Avec deux ans d'ancienneté et une récente titularisation, il a refusé de faire grève, "pour emmerder les syndicats", même s'il dit sur le fond, ne pas soutenir la réforme des retraites initiée par le gouvernement.

"Un syndicaliste est passé aux mains. J'ai réussi à le calmer. Ca a été signalé à la direction", affirme ce chauffeur, traité de "briseur de grève".

Au dépôt de bus Pleyel de Saint-Denis, l'un des principaux de la RATP en région parisienne, une barrière levante matérialise ces deux clans hostiles qui se font face depuis 41 jours.

A l'extérieur de la barrière, mardi à l'aube, et comme depuis le début du mouvement, un piquet de grève a été installé par des conducteurs, rejoints par une vingtaine d'étudiants syndiqués.

Un braséro est alimenté par une pile de sapins de Noël récupérés dans les bureaux "de la direction". Une thermos de café circule et une sono crache dans la nuit noire des chansons d'Aerosmith, pour galvaniser les troupes.

"On en veut pas aux collègues qui travaillent, ici on insulte personne", assure pourtant un gréviste du dépôt, d'où sont censés partir 700 bus chaque jour. "A peine une cinquantaine grâce à nous", dit-il.

Une vingtaine de policiers interviendront vers 05H30, après une heure de blocage, pour les déloger dans le calme, permettant à une vingtaine de bus de sortir.

- "Prêts à s'entretuer" -

Dans le dépôt, des cadres de la RATP sont venus soutenir le personnel roulant.

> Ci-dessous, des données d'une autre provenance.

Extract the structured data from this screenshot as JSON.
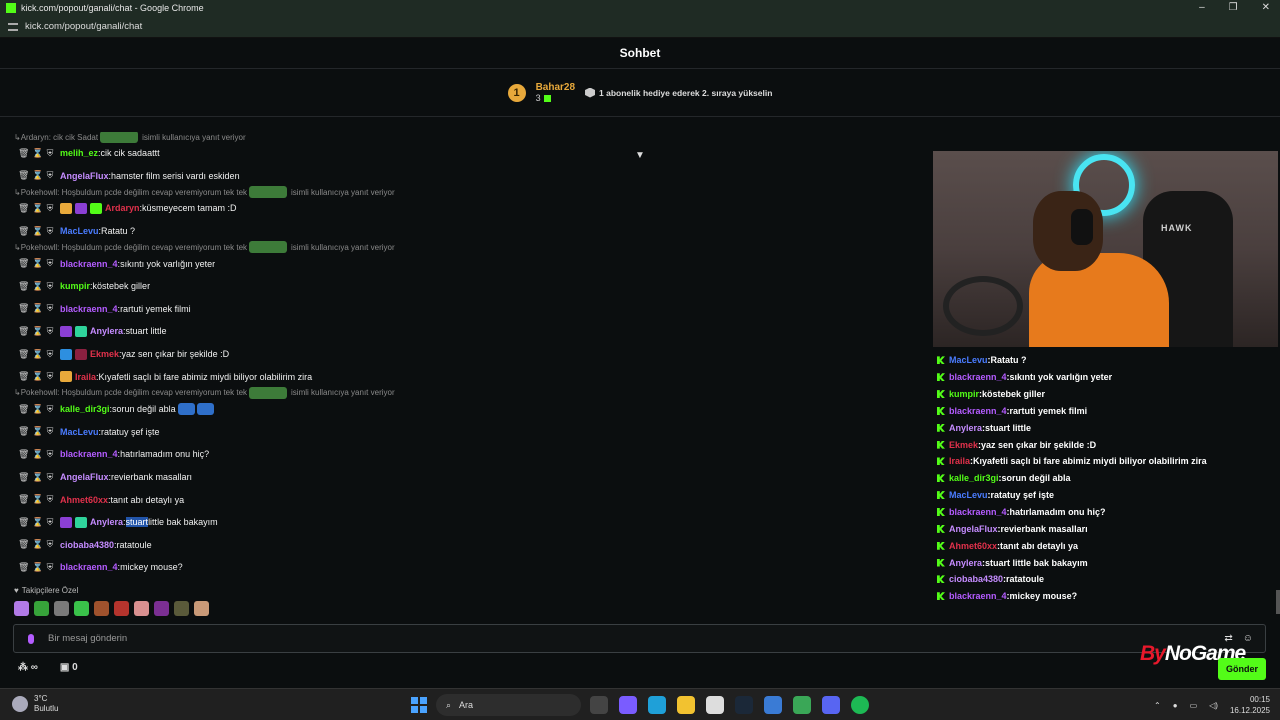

Egalement munis de thermos de café et vêtus de gilet orange, ils gratifient chaque chauffeur d'un "merci" appuyé, d'un "bon courage" ou d'une poignée de main.

"Des agents d'encadrement sont mis à la disposition des employés qui le souhaitent", pour les protéger d'éventuelles intimidations, confirme à l'AFP un des responsables envoyés en renfort.

Plusieurs scènes d'intimidations émanant de grévistes à l'encontre de collègues non grévistes, ont fait le tour des réseaux sociaux en décembre. Comme la bousculade, huées et insultes dont a été victime une conductrice de métro à Place d'Italie, contrainte de prendre son service sous la protection d'agents de la RATP.

A Vitry-sur-Seine, un conducteur de bus a été filmé en train de se faire insulter par des agents de "pédé" ou "suceur de bites" au moment de sortir du dépôt. La CGT a condamné ces débordements. La RATP a saisi la justice et ouvert une procédure interne.

"Ces agents encourent des sanctions pouvant aller jusqu'à la révocation, dans le cas des insultes à caractère homophobes proférées à l'encontre d'un collègue travaillant", a indiqué à l'AFP une porte-parole de la régie parisienne.

Depuis, les mises au point entre grévistes et non grévistes se font à l'abri des regards. Mais selon ce conducteur de bus de Vitry, les pressions des collègues ne sont pas les plus difficiles à gérer.

Après six semaines de grèves, ce sont les usagers qu'il ne peut plus supporter.

"Ce qui me marque le plus depuis le début de la grève, c'est que les gens sont prêts à s'entretuer pour monter dans un bus, ils en viennent aux mains, j'ai vu un homme donner un coup de tête à un autre pour le faire sortir", dit-il choqué.

"Je ne peux rien faire. Si je fais descendre tout le monde pour appeler la sécurité ou la police, c'est moi qui vais me faire lyncher. Donc je les laisse s'entretuer".